Alfredo Placencia Jáuregui (MÉXICO, 15 de septiembre de 1875 – 20 de mayo de 1930), conocido como Alfredo Placencia o Alfredo R. Placencia, fue un poeta y sacerdote mexicano. En vida publicó las siguientes obras: El libro de Dios (1924), El paso del dolor (1924) y Del cuartel y del claustro (1924). Otros libros suyos fueron publicados después de su muerte. Sus restos descansan en la que fuera la primera sede de la Rotonda de los Jaliscienses Ilustres, ubicada en el mausoleo central del Panteón de Belén.
Su tragedia familiar
Alfredo Placencia Jáuregui nació en Jalostotitlán, Jalisco el 15 de septiembre de 1875. Fue el mayor de los hijos del matrimonio de Ramón Placencia Flores, de oficio sastre, y de Encarnación Jáuregui García. Sus hermanos menores fueron Cristina e Higinio. El 7 de agosto de 1896, cuando Alfredo contaba con apenas 20 años de edad, muere su padre y a partir de ese suceso se hizo llamar "Alfredo R. Placencia", agregando a su nombre la "R." en honor de su progenitor. Doña Encarnación Jáuregui, su madre, fallece en 1910 en la población de San Isidro Mazatepec, Jalisco. Su hermana Cristina, quien fuera ordenada monja y se le conociera como Sor Eulalia, muere el diez de abril de 1918, y su hermano Higinio, capitán de tropas carrancistas, cae en batalla cuatro días después en Zacatecas. Cuando llega a Tonalá, Jalisco en mayo de 1918 toda su familia cercana ya habrá muerto. Ahí conocerá a Pío Cortés y familia, quienes lo acompañarán en sus diferentes encomiendas por los pueblos de Jalisco, e incluso al exilio en el extranjero. Con Josefina Cortés procreará en 1920 un hijo de nombre Jaime (1920-2009) a quien llamarán con el apellido de la madre para evitar el escándalo.
Con audacia, Placencia escribe acerca de su niño en el poema "Ad Altare" (La franca inmensidad, 1959) y lo dedica "Para mi hijo Jaime, con devota ternura".
Aquí un fragmento:
Os anuncio una nueva:
Hay que baja al río,
y lavar en sus aguas al hijo mío
donde el dolor abreva.
Yo he de ser quien oficie, grave y adusto,
bajo la comba inmensa del firmamento;
hará el río de pila, de órgano el viento
y los astros de antorchas del templo augusto.
...
¡Oh!, ¿qué música es ésta,
que por mejor sentirla se empina el río
y se pone de fiesta?
Todas las frondas cantan al hijo mío,
y hasta la cuesta.
¿Qué mucho es que yo corra con el pequeño
y que mis fuerzas hallen leve esta carga?

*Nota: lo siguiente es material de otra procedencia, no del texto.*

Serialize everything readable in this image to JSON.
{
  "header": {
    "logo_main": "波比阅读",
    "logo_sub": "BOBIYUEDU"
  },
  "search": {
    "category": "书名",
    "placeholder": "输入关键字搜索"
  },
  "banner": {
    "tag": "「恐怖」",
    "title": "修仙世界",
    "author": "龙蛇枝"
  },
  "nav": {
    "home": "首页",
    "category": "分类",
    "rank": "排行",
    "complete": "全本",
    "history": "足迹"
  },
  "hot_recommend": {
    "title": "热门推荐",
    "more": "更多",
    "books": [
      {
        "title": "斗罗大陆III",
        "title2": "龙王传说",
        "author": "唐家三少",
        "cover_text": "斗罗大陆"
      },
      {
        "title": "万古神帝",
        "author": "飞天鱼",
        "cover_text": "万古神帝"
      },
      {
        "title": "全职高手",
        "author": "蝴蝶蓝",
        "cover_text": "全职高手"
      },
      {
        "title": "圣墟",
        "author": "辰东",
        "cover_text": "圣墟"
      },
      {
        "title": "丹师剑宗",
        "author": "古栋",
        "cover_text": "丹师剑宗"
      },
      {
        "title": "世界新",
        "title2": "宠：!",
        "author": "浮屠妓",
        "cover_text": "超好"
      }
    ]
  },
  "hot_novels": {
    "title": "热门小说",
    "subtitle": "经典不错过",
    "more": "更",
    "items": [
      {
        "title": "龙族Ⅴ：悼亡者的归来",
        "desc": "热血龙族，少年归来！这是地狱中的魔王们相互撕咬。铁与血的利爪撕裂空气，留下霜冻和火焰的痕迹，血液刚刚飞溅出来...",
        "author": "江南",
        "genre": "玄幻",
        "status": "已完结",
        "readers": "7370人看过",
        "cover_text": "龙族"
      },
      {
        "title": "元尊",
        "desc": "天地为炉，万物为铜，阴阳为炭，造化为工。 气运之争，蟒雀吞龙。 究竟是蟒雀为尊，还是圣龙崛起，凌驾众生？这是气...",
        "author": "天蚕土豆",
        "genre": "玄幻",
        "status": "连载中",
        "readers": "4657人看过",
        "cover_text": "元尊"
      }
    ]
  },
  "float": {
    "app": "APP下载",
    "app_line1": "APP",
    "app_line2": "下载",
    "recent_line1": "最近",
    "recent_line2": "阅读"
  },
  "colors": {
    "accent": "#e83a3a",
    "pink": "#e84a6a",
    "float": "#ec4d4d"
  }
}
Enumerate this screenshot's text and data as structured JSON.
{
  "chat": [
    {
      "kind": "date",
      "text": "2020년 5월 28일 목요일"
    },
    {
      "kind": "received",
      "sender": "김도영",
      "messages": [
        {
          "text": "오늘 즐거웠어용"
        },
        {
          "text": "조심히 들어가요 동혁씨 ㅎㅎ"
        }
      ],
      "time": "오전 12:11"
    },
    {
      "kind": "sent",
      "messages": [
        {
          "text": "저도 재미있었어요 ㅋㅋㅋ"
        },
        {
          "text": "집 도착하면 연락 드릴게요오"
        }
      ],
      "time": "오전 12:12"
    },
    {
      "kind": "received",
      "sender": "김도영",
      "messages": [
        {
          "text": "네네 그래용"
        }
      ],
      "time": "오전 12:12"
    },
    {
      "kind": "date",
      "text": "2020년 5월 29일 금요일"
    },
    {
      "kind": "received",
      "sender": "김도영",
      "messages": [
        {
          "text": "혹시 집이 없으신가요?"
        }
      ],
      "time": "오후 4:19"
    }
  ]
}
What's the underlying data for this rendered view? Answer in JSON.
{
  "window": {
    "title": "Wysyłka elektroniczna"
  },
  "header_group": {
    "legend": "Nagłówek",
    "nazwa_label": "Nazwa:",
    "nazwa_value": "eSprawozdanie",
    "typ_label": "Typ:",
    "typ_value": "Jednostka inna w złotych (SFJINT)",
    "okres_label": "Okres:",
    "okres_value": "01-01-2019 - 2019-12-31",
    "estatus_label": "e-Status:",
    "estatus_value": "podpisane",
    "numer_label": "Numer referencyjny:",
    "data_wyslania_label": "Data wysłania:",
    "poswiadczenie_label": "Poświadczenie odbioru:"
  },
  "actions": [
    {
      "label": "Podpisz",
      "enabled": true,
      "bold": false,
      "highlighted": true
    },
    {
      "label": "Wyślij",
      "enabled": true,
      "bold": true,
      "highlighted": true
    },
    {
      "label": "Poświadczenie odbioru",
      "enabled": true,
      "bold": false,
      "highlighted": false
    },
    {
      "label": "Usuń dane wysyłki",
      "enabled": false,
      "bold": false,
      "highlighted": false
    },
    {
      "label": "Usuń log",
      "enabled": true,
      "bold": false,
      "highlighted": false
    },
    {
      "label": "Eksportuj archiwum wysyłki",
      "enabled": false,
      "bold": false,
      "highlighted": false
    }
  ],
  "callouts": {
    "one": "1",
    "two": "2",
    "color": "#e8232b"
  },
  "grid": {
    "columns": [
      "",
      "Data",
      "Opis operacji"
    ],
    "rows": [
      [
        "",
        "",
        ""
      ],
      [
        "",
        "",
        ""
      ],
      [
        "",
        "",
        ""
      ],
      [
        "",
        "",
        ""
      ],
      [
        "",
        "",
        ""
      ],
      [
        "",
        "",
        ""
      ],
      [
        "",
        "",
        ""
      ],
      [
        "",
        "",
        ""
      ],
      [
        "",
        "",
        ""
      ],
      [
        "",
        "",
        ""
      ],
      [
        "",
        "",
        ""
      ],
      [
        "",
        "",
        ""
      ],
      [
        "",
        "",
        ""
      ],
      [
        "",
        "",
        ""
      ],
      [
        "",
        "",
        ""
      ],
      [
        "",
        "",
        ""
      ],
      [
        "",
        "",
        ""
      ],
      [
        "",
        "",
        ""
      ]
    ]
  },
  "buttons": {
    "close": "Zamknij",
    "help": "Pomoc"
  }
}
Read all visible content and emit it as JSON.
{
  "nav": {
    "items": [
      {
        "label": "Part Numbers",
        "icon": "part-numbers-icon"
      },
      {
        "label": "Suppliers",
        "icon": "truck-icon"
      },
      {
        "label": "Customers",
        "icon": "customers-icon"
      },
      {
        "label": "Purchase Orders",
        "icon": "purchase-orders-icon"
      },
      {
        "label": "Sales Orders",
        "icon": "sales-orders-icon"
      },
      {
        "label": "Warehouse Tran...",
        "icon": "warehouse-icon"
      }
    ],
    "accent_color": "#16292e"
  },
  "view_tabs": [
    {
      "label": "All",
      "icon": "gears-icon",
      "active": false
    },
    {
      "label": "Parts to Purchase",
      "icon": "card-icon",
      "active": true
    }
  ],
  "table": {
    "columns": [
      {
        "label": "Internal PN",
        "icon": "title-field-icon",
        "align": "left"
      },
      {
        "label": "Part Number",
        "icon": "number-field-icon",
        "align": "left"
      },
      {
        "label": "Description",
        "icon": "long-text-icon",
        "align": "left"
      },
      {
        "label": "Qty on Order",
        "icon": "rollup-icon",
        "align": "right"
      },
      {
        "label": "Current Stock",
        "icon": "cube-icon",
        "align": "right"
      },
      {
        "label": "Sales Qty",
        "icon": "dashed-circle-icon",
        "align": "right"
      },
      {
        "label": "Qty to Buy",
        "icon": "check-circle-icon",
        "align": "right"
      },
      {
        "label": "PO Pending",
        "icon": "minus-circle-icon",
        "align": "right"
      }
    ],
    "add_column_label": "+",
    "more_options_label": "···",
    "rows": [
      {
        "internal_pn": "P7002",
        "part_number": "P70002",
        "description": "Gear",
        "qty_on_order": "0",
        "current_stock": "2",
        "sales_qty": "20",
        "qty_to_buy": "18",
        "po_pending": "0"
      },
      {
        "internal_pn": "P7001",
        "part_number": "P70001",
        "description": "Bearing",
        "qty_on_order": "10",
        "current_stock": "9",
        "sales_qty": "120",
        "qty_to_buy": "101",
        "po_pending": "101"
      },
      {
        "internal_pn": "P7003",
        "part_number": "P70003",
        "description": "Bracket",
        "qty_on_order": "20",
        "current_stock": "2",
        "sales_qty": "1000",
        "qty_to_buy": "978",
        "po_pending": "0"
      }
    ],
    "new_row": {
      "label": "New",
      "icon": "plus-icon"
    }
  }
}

En mis brazos el niño, de quien soy dueño,
ni la cuesta que bajo se me hace larga,
ni las piedras me muerden, ni me despeño.
Y es que el amor me ayuda
y hasta me hace sentirme con menos años.
No cabe duda:
el cuerpo solamente se rinde y suda
cuando carga los hijos de extraños.
...
Algunos autores han señalado que probablemente estuviera inclinado al alcohol aunque otros lo desmienten totalmente.
Estudios y sacerdocio
A los doce años de edad deja su natal Jalostotitlán para ingresar al Seminario Conciliar de Guadalajara el 18 de octubre de 1887. En el poema titulado "A las puertas de Antonio" escribió acerca de esta experiencia (pag. 83):
Al cumplir los doce años de edad era preciso
Dejar, para ser hombre, mi natal paraíso.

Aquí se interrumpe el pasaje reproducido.